A new strategy for anchoring a functionalized graphene hydrogel in a carbon cloth network to support a lignosulfonate/polyaniline hydrogel as an integrated electrode for flexible high areal-capacitance supercapacitors

Abstract

Carbon cloth (CC) is widely used as a freestanding substrate for energy storage devices, due to its high conductivity, special porous network, and good mechanical flexibility. However, it is still challenging to fully utilize the space of CC to achieve a high mass loading of electroactive materials and ultimately fulfill high electrochemical performance. Herein, a new strategy is proposed to fill the gaps and voids in CC with a functionalized graphene hydrogel (FGH) through one-step hydrothermal treatment of oxidized CC submerged in a mixture of graphene oxide and p-phenylenediamine. The as-prepared FGH/functionalized CC is then adopted as a scaffold to load a lignosulfonate/polyaniline (Lig/PANI) hydrogel via in situ polymerization of aniline in the presence of lignosulfonate, and thereby an integrated textile (Lig/PANI/FGH/FCC) is obtained.

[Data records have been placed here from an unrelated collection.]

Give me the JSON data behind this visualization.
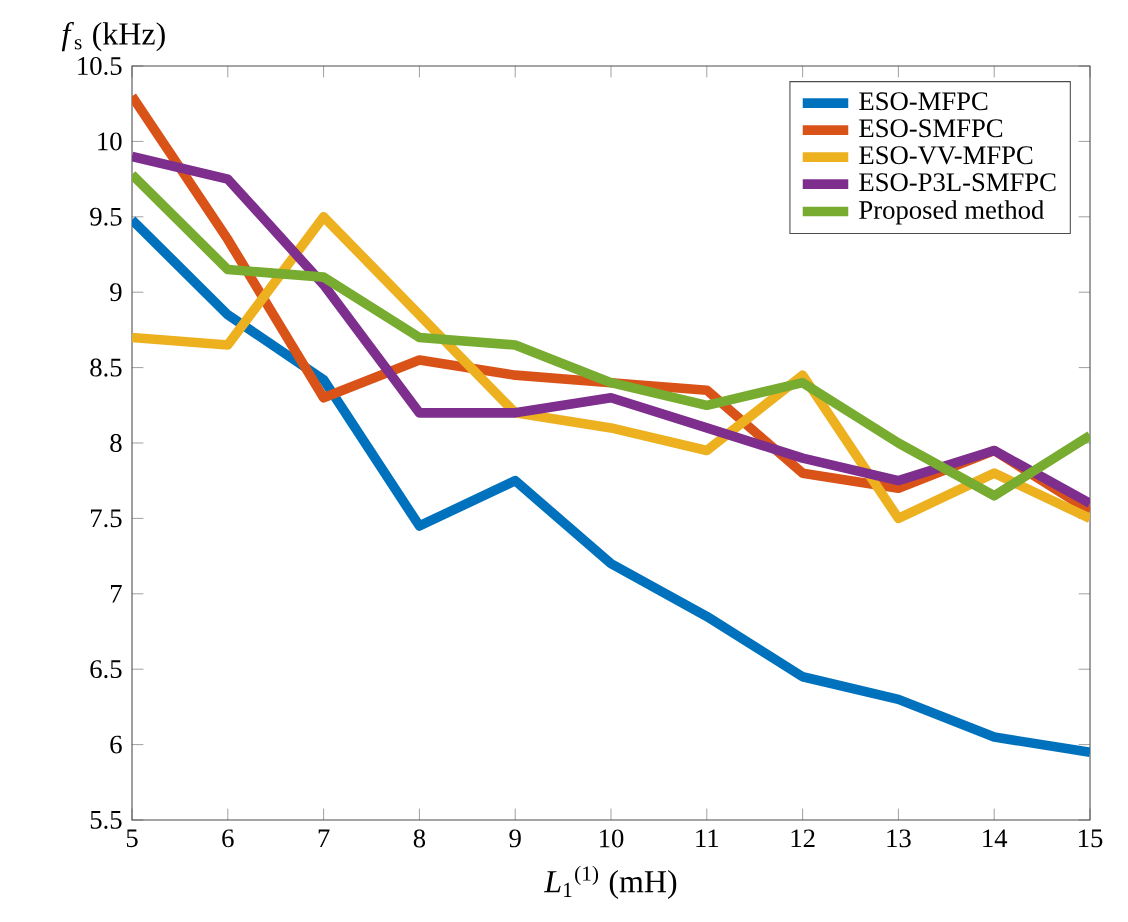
{
  "chart_data": {
    "type": "line",
    "xlabel": "*L*$_{1}$$^{(1)}$ (mH)",
    "ylabel": "*f*$_{s}$ (kHz)",
    "x": [
      5,
      6,
      7,
      8,
      9,
      10,
      11,
      12,
      13,
      14,
      15
    ],
    "xlim": [
      5,
      15
    ],
    "ylim": [
      5.5,
      10.5
    ],
    "xticks": [
      5,
      6,
      7,
      8,
      9,
      10,
      11,
      12,
      13,
      14,
      15
    ],
    "yticks": [
      5.5,
      6,
      6.5,
      7,
      7.5,
      8,
      8.5,
      9,
      9.5,
      10,
      10.5
    ],
    "legend": "top right",
    "line_style": "solid",
    "series": [
      {
        "name": "ESO-MFPC",
        "color": "#0072bd",
        "values": [
          9.48,
          8.85,
          8.42,
          7.45,
          7.75,
          7.2,
          6.85,
          6.45,
          6.3,
          6.05,
          5.95
        ]
      },
      {
        "name": "ESO-SMFPC",
        "color": "#d95319",
        "values": [
          10.3,
          9.35,
          8.3,
          8.55,
          8.45,
          8.4,
          8.35,
          7.8,
          7.7,
          7.95,
          7.55
        ]
      },
      {
        "name": "ESO-VV-MFPC",
        "color": "#edb120",
        "values": [
          8.7,
          8.65,
          9.5,
          8.85,
          8.2,
          8.1,
          7.95,
          8.45,
          7.5,
          7.8,
          7.5
        ]
      },
      {
        "name": "ESO-P3L-SMFPC",
        "color": "#7e2f8e",
        "values": [
          9.9,
          9.75,
          9.05,
          8.2,
          8.2,
          8.3,
          8.1,
          7.9,
          7.75,
          7.95,
          7.6
        ]
      },
      {
        "name": "Proposed method",
        "color": "#77ac30",
        "values": [
          9.78,
          9.15,
          9.1,
          8.7,
          8.65,
          8.4,
          8.25,
          8.4,
          8.0,
          7.65,
          8.05
        ]
      }
    ]
  }
}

The symmetric supercapacitor assembled with Lig/PANI/FGH/FCC electrodes and 1 M H₂SO₄ electrolyte shows a superior areal capacitance of 1223 mF cm⁻² and an energy density of 169.9 μW h cm⁻² at 2 mA cm⁻². Moreover, the assembled flexible all-solid-state supercapacitor presents competitive energy density (160.6 μW h cm⁻² at 1000 μW cm⁻²) and excellent flexibility. This design of anchoring a hierarchical porous conductive network in a macroscopic macropore framework paves a new avenue towards high mass loading and low interfacial resistance in macroporous material-based electrodes for high-performance energy storage devices.